Daily headlines carry news of technologies "disrupting the market." One of the latest stories is that of pre-fabricated, "modular housing" and what it could do to transform the way the construction industry operates. If there was ever an industry in need of disruption, it is homebuilding.
Changing the playbook for the construction industry
The playbook for housebuilding has changed little since the early days of human civilization. Materials are dragged to site, in a more or less high-tech fashion. We then pray for the weather to hold off, and then we fit them all together.
Modular housing promises to take much of the risk and complication out of that process by performing most of the construction work in a weathertight plant. Panels are manufactured in a factory and slotted together on site, often in a matter of hours — a true "plug and play" model.
Precision architecture allows designers to build highly efficient, sustainable buildings — a far cry from the flimsy boxes many of us associate with prefab. One modular housing architect said that designing these "lego houses" feels more like product design than traditional architecture.
Back to the future
Modular housing is no novelty. It is in fact a clever rebranding of what we knew in the 1960s as the "prefabs," which have become unpopular and dogged by a reputation for drabness.
But the return to the prefabricated approaches the 1960s (albeit an improved version) is no accident. Those technologies were similarly a high-tech response to crisis. In the years after the Second World War, there were huge pressures to provide homes for war veterans, with young families to house.
Tentative steps in the US
In the U.S., startup companies have been trialing the method — creating modules in a factory that are stacked together like Legos once they arrive on site. However, there have been ups and downs.
The people behind the 416 Dean Street modular skyscraper in New York sold their factory after completing, after being beset by delays and disputes before they were finally able to top out. Even so, they still insist that the future is modular. With big hitters like Amazon now investing in the sector, perhaps they are right.
The politics of the industry could also be intriguing. Some have suggested that, given the difficulties of importing entire houses from factories on far-off countries, the future of modular building — despite its factory-based, high-tech nature — is likely to be as a local industry. That will be popular with politicians.
Rethinking materials: Exploring the ‘new concrete’
Great progress in materials have made the new generation of modular housing much more sustainable and efficient. Materials like cross-laminated timber (CLT) – which is strong, rigid, durable, and actually extracts carbon from the atmosphere rather than dumping waste — have been described as "the new concrete."
CLT offers the tantalising prospect of simultaneously combating the housing crisis and the environmental crisis — especially given that the construction industry contributes a good chunk of our greenhouse gas emissions.

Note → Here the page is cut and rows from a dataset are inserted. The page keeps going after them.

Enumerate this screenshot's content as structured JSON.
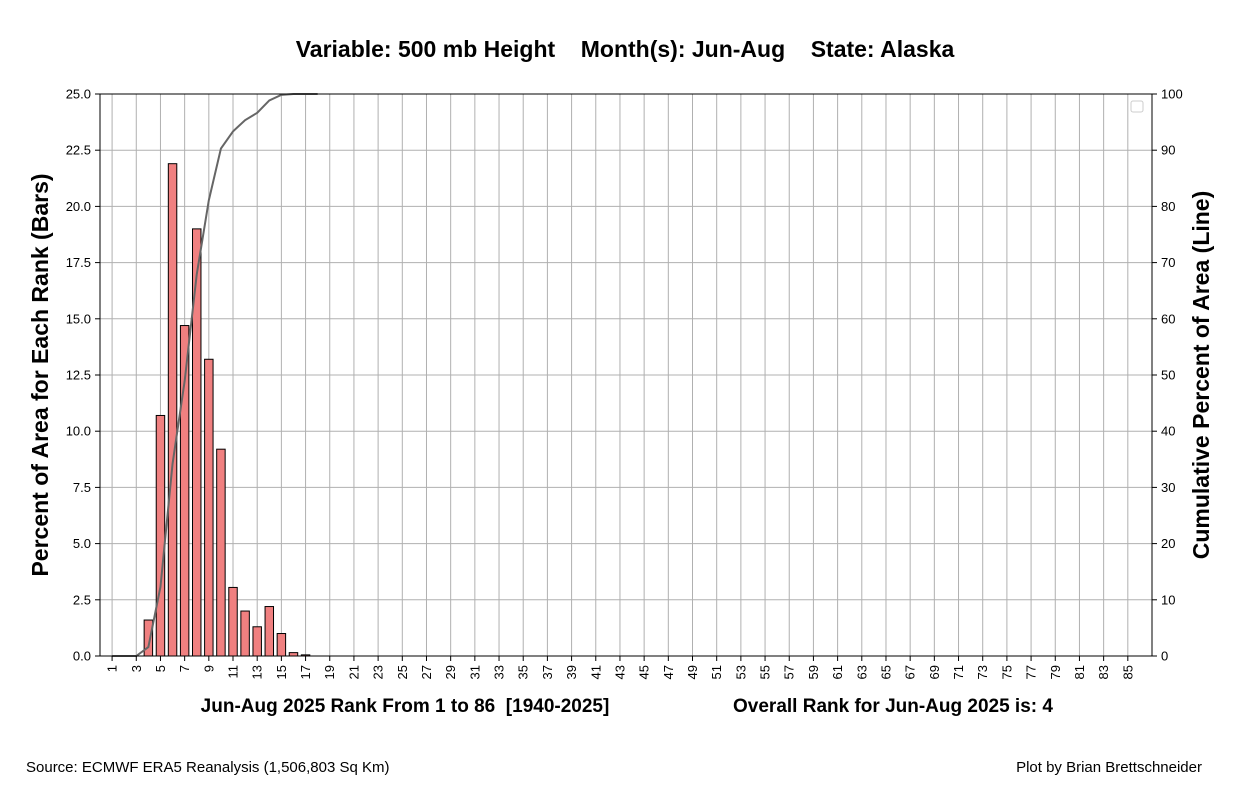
{
  "title": "Variable: 500 mb Height    Month(s): Jun-Aug    State: Alaska",
  "footer": {
    "source": "Source: ECMWF ERA5 Reanalysis (1,506,803 Sq Km)",
    "credit": "Plot by Brian Brettschneider"
  },
  "chart_data": {
    "type": "bar",
    "title": "Variable: 500 mb Height    Month(s): Jun-Aug    State: Alaska",
    "xlabel": "Jun-Aug 2025 Rank From 1 to 86  [1940-2025]",
    "xlabel_right": "Overall Rank for Jun-Aug 2025 is: 4",
    "ylabel": "Percent of Area for Each Rank (Bars)",
    "y2label": "Cumulative Percent of Area (Line)",
    "ylim": [
      0,
      25
    ],
    "y2lim": [
      0,
      100
    ],
    "xlim": [
      0,
      87
    ],
    "yticks": [
      "0.0",
      "2.5",
      "5.0",
      "7.5",
      "10.0",
      "12.5",
      "15.0",
      "17.5",
      "20.0",
      "22.5",
      "25.0"
    ],
    "y2ticks": [
      "0",
      "10",
      "20",
      "30",
      "40",
      "50",
      "60",
      "70",
      "80",
      "90",
      "100"
    ],
    "xticks": [
      "1",
      "3",
      "5",
      "7",
      "9",
      "11",
      "13",
      "15",
      "17",
      "19",
      "21",
      "23",
      "25",
      "27",
      "29",
      "31",
      "33",
      "35",
      "37",
      "39",
      "41",
      "43",
      "45",
      "47",
      "49",
      "51",
      "53",
      "55",
      "57",
      "59",
      "61",
      "63",
      "65",
      "67",
      "69",
      "71",
      "73",
      "75",
      "77",
      "79",
      "81",
      "83",
      "85"
    ],
    "grid": true,
    "legend": "top-right (empty)",
    "series": [
      {
        "name": "Percent of Area for Each Rank",
        "type": "bar",
        "ranks": [
          1,
          2,
          3,
          4,
          5,
          6,
          7,
          8,
          9,
          10,
          11,
          12,
          13,
          14,
          15,
          16,
          17
        ],
        "values": [
          0,
          0,
          0,
          1.6,
          10.7,
          21.9,
          14.7,
          19.0,
          13.2,
          9.2,
          3.05,
          2.0,
          1.3,
          2.2,
          1.0,
          0.15,
          0.05
        ]
      },
      {
        "name": "Cumulative Percent of Area",
        "type": "line",
        "ranks": [
          1,
          2,
          3,
          4,
          5,
          6,
          7,
          8,
          9,
          10,
          11,
          12,
          13,
          14,
          15,
          16,
          17,
          18
        ],
        "values": [
          0,
          0,
          0,
          1.6,
          12.3,
          34.2,
          48.9,
          67.9,
          81.1,
          90.3,
          93.35,
          95.35,
          96.65,
          98.85,
          99.85,
          100,
          100,
          100
        ]
      }
    ]
  }
}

The most ardent CLT advocates have suggested we might build the Empire State Building out of wood.
The holy grail of flexibility
One of the many things modular housing has been called is the "holy grail of design." But I think that view is missing a trick. Modular housing offers much more than design freedom. In fact, it is the flexibility they offer that is the holy grail.

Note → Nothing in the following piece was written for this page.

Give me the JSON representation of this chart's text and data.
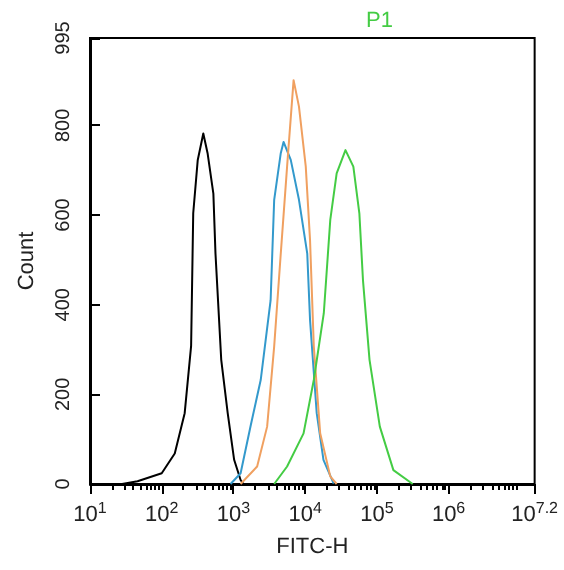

Rather than buying at the top of your budget and growing into a house, your house can shape-shift around you. Modular concepts like the ADU (accessory dwelling unit) allow you to “add on” units in your own back yard — either as a traditional "granny" unit, to generate income through a lodger, to house a struggling graduate child, or to house a caregiver for when we get older.

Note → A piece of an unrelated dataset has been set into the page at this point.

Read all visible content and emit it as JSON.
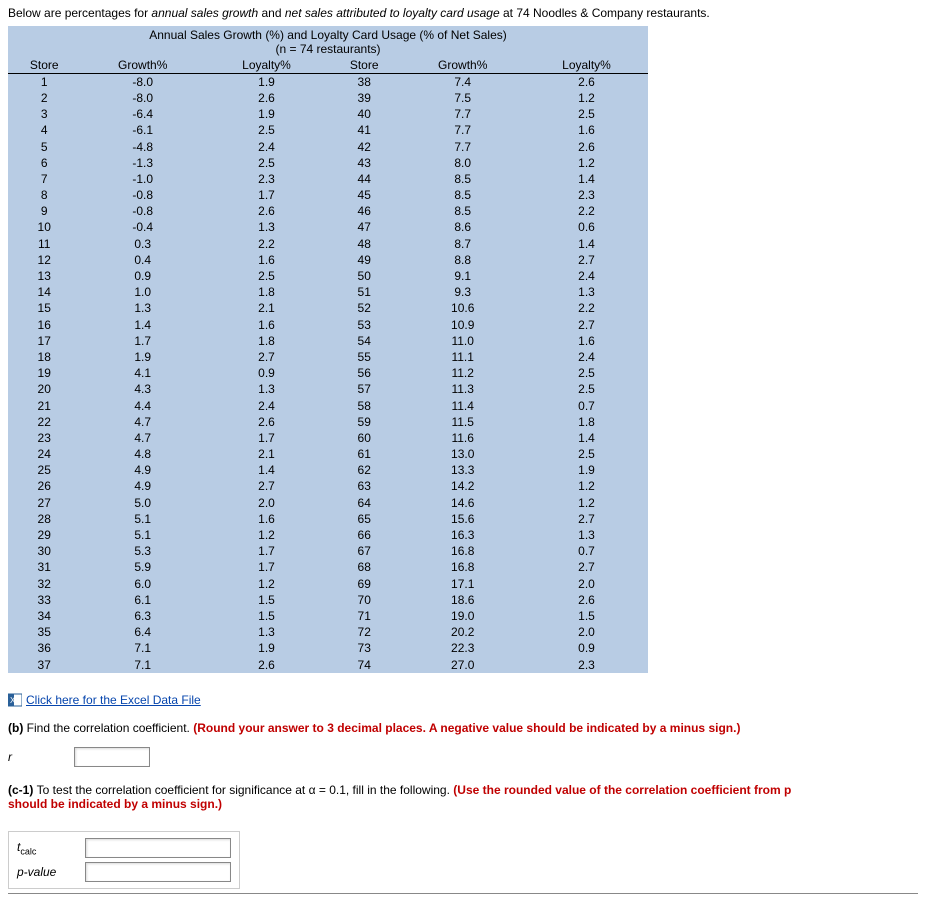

A very different scale of approach from ADUs are the mega-projects that are being discussed. Manufacturing powerhouse China is busy building factories in the U.K. and is planning output of 25,000 homes per year by 2022. Larger schemes can also be flexible — able to be dismantled and moved, to expand or contract, depending on changing needs.
Upcycled houses — life in a shipping container
An alternative riff on this approach has been the rise of the residential shipping container. Dubbed as "cargotecture," this method is often limited to “emergency” and interim strategies – housing the homeless, victims of natural disasters, or others completely locked out of the housing market.
Containers can be bought cheaply to make compact, affordable homes for those who struggle to afford to buy, and was first experimented with by the ever-pioneering Netherlands and Germany. While they need to overcome problems with insulation (steel is a good heat conductor), the fact they use up-cycled materials that would otherwise be thrown away makes them very sustainable.
These container homes are now spreading from Europe to the U.S. Unsurprisingly they have popped up where there is most pressure on land and prices — in cripplingly expensive Oakland, California, as "Containertopia," and the SeaUA experiment in D.C.
The outlook for scaling up modular housing
Modular technologies are churning out increasingly more exciting designs, but the challenge is changing perceptions. Our perceptions of what a "home" is can be as resistant to change as conventions over how they are built.
As some have pointed out the industry has not yet reached the "disruptive" tipping point, despite the hype. Prefab houses haven’t yet broken out of the pages of architectural magazines to become accepted for large-scale affordable schemes.
That is likely to change. There are all kinds of opportunities to take these processes further, such as the use of robotics in these housing factories. The logical next step might be sci-fi futures like 3-D-printed houses. But the houses themselves are only half of the equation — to take this to the next level, more has to be done by municipalities to free up land to build these Lego creations on.